What does the operator C^3 represent in Bra-ket notation?

[rsaad]

Hi
If C is an operator such that C|1> = |1> and C|2>=|2>, then C^3 |1>= |1>|1>|1> =|1> ^ 3 ? If yes, then what does this C^3 represent?

 

[I like Serena]

Hi
If C is an operator such that C|1> = |1> and C|2>=|2>, then C^3 |1>= |1>|1>|1> =|1> ^ 3 ? If yes, then what does this C^3 represent?

Welcome to PF, rsaad!

If f is a function such that f(x)=x.
And f³(x) denotes f(f(f(x))).
What is f³(x)?

 

[rsaad]

OMG! That makes sense!
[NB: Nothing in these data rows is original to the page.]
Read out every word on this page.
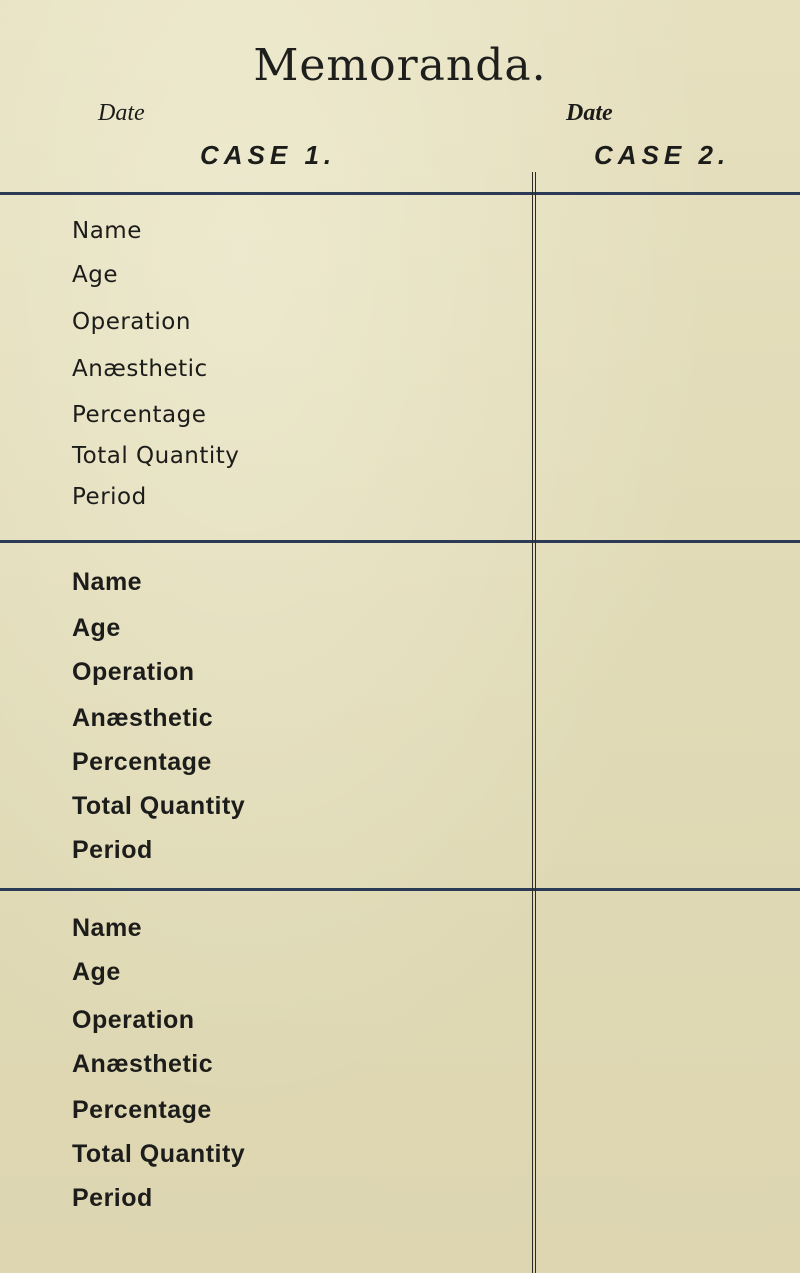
Memoranda.
Date	Date
CASE 1.	CASE 2.
Name
Age
Operation
Anæsthetic
Percentage
Total Quantity
Period
Name
Age
Operation
Anæsthetic
Percentage
Total Quantity
Period
Name
Age
Operation
Anæsthetic
Percentage
Total Quantity
Period
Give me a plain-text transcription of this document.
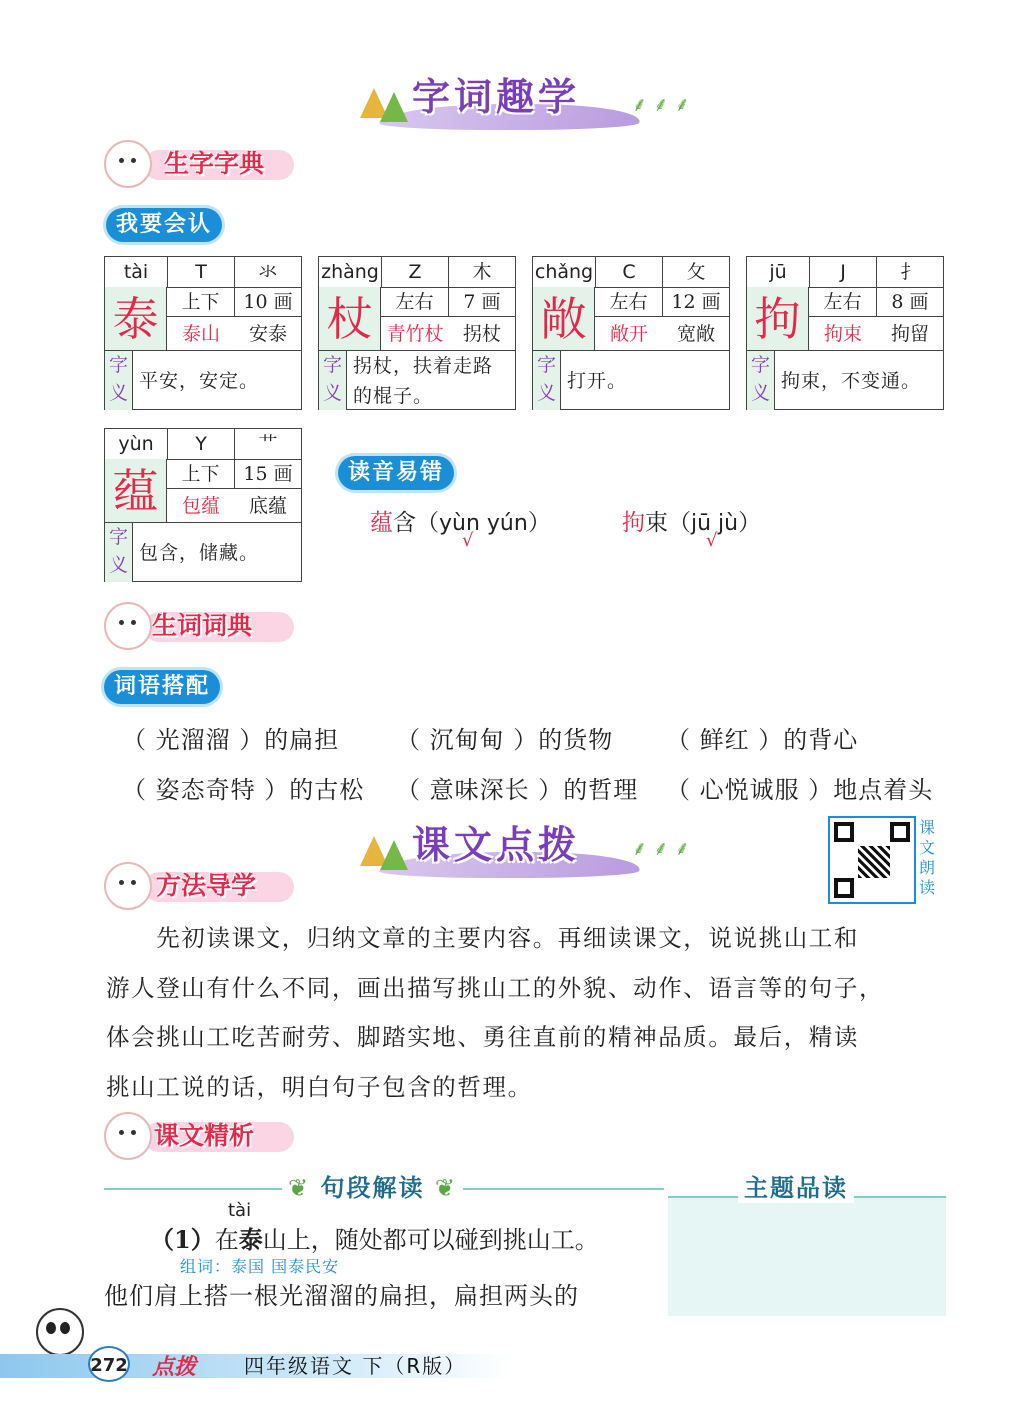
字词趣学	⸙ ⸙ ⸙
生字字典
我要会认
tài	T	氺
泰	上下	10 画
泰山	安泰
字
义
平安，安定。
zhàng	Z	木
杖	左右	7 画
青竹杖	拐杖
字
义
拐杖，扶着走路的棍子。
chǎng	C	攵
敞	左右	12 画
敞开	宽敞
字
义
打开。
jū	J	扌
拘	左右	8 画
拘束	拘留
字
义
拘束，不变通。
yùn	Y	艹
蕴	上下	15 画
包蕴	底蕴
字
义
包含，储藏。
读音易错
蕴含（yùn yún）
√
拘束（jū jù）
√
生词词典
词语搭配
（ 光溜溜 ）的扁担 （ 沉甸甸 ）的货物 （ 鲜红 ）的背心
（ 姿态奇特 ）的古松 （ 意味深长 ）的哲理 （ 心悦诚服 ）地点着头
课文点拨	⸙ ⸙ ⸙
课文朗读
方法导学
　　先初读课文，归纳文章的主要内容。再细读课文，说说挑山工和
游人登山有什么不同，画出描写挑山工的外貌、动作、语言等的句子，
体会挑山工吃苦耐劳、脚踏实地、勇往直前的精神品质。最后，精读
挑山工说的话，明白句子包含的哲理。
课文精析
❦ 句段解读 ❦	主题品读
tài
（1）在泰山上，随处都可以碰到挑山工。
组词：泰国 国泰民安
他们肩上搭一根光溜溜的扁担，扁担两头的
272 点拨 四年级语文 下（R版）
Thank you soooo much!

 

[rsaad]

f^3 x is a function again =)

 

[I like Serena]

You're welcome.

f^3 x is a function again =)

Yeah... which function?

And is C^3 |1> = |1>|1>|1>?

 

[rsaad]

No. it is just |1>

 

[rsaad]

So that's an identity function

 

[I like Serena]

Right!

 

[mfb]

Your C is not the identity function!
Try to calculate C^3 |2> to see the difference.
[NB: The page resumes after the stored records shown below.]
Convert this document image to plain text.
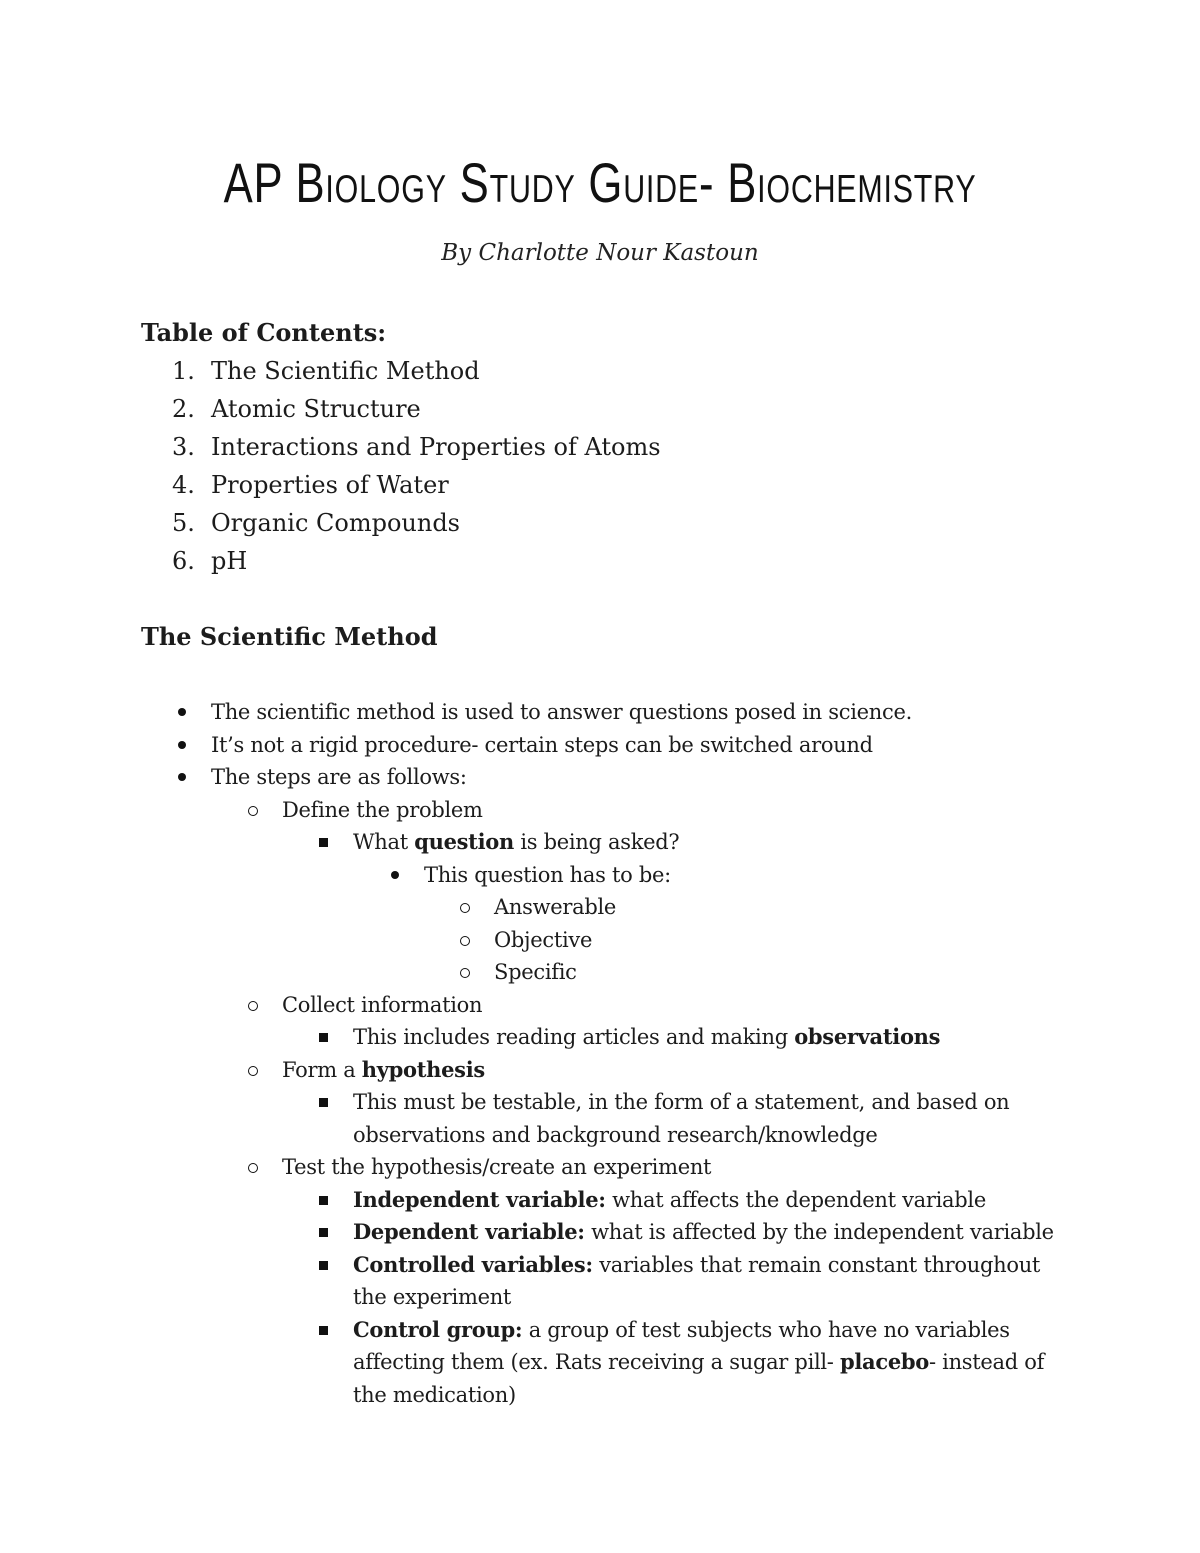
AP Biology Study Guide- Biochemistry
By Charlotte Nour Kastoun
Table of Contents:
1. The Scientific Method
2. Atomic Structure
3. Interactions and Properties of Atoms
4. Properties of Water
5. Organic Compounds
6. pH
The Scientific Method
The scientific method is used to answer questions posed in science.
It’s not a rigid procedure- certain steps can be switched around
The steps are as follows:
Define the problem
What question is being asked?
This question has to be:
Answerable
Objective
Specific
Collect information
This includes reading articles and making observations
Form a hypothesis
This must be testable, in the form of a statement, and based on
observations and background research/knowledge
Test the hypothesis/create an experiment
Independent variable: what affects the dependent variable
Dependent variable: what is affected by the independent variable
Controlled variables: variables that remain constant throughout
the experiment
Control group: a group of test subjects who have no variables
affecting them (ex. Rats receiving a sugar pill- placebo- instead of
the medication)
Edit: Ignore that post, see below.

 

[I like Serena]

Your C is not the identify function!
Try to calculate C^3 |2> to see the difference.
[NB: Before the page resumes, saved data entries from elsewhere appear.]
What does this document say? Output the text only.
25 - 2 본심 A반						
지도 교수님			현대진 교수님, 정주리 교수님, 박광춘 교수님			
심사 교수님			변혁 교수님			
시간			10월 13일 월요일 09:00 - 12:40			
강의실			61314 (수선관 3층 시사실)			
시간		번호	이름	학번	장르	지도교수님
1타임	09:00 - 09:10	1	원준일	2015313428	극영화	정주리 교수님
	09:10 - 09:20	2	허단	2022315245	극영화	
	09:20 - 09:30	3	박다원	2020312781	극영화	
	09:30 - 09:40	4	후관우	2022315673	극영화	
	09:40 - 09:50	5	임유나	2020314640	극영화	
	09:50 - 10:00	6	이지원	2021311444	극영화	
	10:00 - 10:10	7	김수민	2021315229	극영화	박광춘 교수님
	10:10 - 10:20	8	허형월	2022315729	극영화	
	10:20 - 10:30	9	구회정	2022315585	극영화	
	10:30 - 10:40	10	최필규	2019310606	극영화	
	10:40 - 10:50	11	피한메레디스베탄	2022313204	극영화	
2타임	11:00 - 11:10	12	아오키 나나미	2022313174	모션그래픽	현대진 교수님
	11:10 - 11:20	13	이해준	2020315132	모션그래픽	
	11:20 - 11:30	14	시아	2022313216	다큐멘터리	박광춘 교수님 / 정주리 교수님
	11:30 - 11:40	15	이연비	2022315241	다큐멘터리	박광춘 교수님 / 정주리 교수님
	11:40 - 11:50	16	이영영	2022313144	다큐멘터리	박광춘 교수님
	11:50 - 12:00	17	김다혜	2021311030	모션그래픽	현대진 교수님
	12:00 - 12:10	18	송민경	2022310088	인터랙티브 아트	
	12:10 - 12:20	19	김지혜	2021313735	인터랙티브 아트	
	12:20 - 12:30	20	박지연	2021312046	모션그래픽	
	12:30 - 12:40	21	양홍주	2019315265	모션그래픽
C^3 |2> = C C C |2> = C C |2> = C |2> = |2>

Where is the difference?

 

[mfb]

Oh sorry, I somehow read C |2> = 2 |2> in the first post. You are right.
Ok, it might be the identity function (but we cannot be sure based on 2 examples only).

 

[Fredrik]

The notation |1>|1>|1> doesn't make sense here.

 

[dextercioby]

There's no such thing as the 3rd or any power of a vector.